The defendants did not admit or deny wrongdoing. Aegon has said it managed $982 billion of revenue-generating investments in 2017.
According to the SEC, the quantitative models had been developed by a junior analyst with no experience in portfolio management or formal training in financial modeling.
It said employees knew in advance of errors by the analyst, citing internal emails that said “we take the hit if he screws it up.”
The SEC said Transamerica stopped using the models upon finding numerous errors, but failed to tell investors.
Transamerica’s conduct subjected investors to “significant hidden risks and deprived them of the ability to make informed investment decisions,” said C. Dabney O’Riordan, co-chief of the SEC enforcement division’s asset management unit.

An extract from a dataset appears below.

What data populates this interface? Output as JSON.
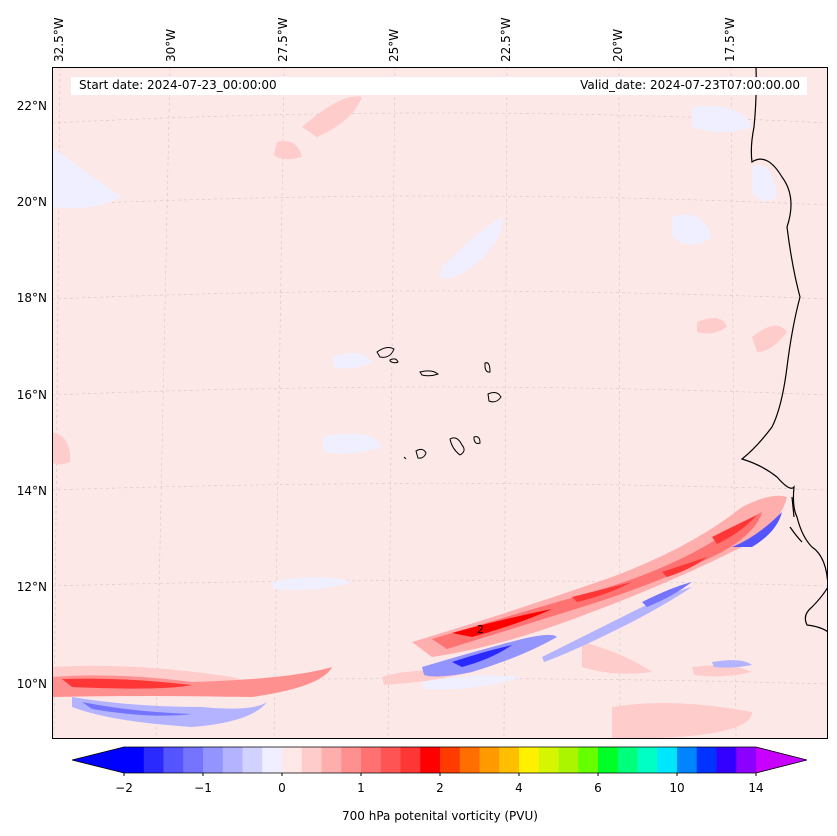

Aegon spokesman Dick Schiethart said in a phone interview that the company reported the errors to the SEC and cooperated fully. The company set aside $100 million in the fourth quarter of 2017 for a settlement.
Bradley Beman, Aegon USA Investment Management’s former global chief investment officer, and Kevin Giles, its former director of new initiatives, were fined a respective $65,000 and $25,000 to settle related charges.